Jean-Paul Busnel, journaliste et éditorialiste, aujourd'hui intervenant-professeur auprès de grandes écoles, notamment SciencesCom, Centrale, Audencia, EAC, et par ailleurs consultant/expert pour les entreprises, porte un oeil critique sur l'actualité
La proposition d’Eric Raoult d’appeler aux « témoignages », moyennant récompenses et gratifications, pour retrouver les auteurs d’agressions contre les policiers, n’est pas aussi farfelue qu’elle n’y paraît. Elle pourrait même être « généralisée », n’en déplaise aux bonnes âmes qui habitent les beaux quartiers, à tous les actes de violence urbaine. La méthode n’est certes pas « jolie-jolie » et manque un peu de panache. Mais les cambriolages nocturnes, le racket des petits vieux, les vols de voiture ou d’accessoires, les « tournantes » de banlieues n’ont désormais plus rien de ces petits « jeux interdits » que l’on pratiquait jadis en sous-bois ou au clair de lune. Et l’angélisme ne doit plus avoir cours, ni en Seine-Saint-Denis, ni ailleurs.

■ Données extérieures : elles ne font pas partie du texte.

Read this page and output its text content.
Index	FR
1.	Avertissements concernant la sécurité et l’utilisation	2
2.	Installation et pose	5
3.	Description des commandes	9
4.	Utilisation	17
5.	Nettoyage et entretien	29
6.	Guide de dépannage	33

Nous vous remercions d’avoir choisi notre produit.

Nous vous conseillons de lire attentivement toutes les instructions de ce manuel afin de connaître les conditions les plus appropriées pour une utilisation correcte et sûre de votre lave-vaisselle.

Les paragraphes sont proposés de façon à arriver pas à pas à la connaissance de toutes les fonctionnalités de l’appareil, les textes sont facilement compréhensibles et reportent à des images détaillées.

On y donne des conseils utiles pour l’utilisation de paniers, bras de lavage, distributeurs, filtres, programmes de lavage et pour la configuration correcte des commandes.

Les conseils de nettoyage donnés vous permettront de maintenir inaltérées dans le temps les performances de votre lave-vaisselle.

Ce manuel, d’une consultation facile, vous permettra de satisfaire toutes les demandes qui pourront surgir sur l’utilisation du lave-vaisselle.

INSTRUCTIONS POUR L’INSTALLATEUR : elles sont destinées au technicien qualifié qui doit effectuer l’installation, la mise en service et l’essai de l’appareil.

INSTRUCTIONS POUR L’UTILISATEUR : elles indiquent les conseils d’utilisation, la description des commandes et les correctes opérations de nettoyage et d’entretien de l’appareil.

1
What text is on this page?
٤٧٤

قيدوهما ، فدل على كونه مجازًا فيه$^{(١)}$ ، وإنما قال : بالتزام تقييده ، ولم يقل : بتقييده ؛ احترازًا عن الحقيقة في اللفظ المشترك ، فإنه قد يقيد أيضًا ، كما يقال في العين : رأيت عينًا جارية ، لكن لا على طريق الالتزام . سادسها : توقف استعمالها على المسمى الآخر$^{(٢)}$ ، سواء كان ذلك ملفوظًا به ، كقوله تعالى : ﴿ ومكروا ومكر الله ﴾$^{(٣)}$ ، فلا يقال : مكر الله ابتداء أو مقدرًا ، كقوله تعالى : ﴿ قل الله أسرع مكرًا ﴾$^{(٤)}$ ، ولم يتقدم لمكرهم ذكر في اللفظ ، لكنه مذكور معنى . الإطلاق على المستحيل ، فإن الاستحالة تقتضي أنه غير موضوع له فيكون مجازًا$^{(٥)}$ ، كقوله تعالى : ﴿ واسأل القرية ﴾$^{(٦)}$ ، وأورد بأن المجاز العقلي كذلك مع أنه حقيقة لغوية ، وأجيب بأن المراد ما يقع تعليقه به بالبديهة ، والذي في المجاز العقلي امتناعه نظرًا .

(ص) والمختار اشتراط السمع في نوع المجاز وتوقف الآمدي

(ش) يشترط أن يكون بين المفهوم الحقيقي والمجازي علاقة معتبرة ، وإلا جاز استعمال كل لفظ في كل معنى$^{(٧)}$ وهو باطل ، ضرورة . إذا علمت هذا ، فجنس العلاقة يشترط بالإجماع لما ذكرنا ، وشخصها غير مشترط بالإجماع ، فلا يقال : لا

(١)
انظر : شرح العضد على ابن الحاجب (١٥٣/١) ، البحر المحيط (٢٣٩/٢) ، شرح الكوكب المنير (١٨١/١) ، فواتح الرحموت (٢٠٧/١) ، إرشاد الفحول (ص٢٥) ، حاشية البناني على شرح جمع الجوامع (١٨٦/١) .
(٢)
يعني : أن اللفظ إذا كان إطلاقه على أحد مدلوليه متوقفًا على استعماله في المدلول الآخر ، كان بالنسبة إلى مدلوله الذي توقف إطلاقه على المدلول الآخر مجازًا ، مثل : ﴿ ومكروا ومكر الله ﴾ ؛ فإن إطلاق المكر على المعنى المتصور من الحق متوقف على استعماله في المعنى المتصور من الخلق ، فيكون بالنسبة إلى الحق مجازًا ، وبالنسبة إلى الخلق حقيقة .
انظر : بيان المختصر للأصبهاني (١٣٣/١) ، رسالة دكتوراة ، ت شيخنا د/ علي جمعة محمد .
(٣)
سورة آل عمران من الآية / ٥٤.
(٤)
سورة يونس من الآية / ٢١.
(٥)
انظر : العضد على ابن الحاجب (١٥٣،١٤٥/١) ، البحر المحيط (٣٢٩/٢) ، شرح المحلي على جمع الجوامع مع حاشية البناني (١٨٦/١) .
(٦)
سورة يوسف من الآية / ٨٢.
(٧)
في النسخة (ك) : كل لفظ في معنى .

« C’est pas cool » vont dire les délinquants chevronnés, les « rois » de la capuche et de l’agression dissimulée. C’est vrai, mais cela ne l’a jamais été. Sauf, peut-être, pour les plus forts sur les plus faibles, les plus âgés sur les plus jeunes, les plus violents sur les plus désarmés.
Quand on sait maintenant qu’il y a eu plus de 2500 agressions de policiers sur les six premiers mois de l’année, on a envie de connaître les caches « d’armes » des petits voyous, de savoir où ils se retrouvent, de connaître leurs plans et leurs numéros de portable et de les suivre à la trace pour éviter qu’ils ne se « perdent » encore plus dans le dédale de la délinquance urbaine.
Cet appel à la délation, prônée hier par le député-maire du Raincy, pourrait même, sans doute, être financé intégralement par les saisies d’argent liquide, les prises de drogue, les primes d’assurance et les… économies faites sur les dégradations d’édifices publics ou privés.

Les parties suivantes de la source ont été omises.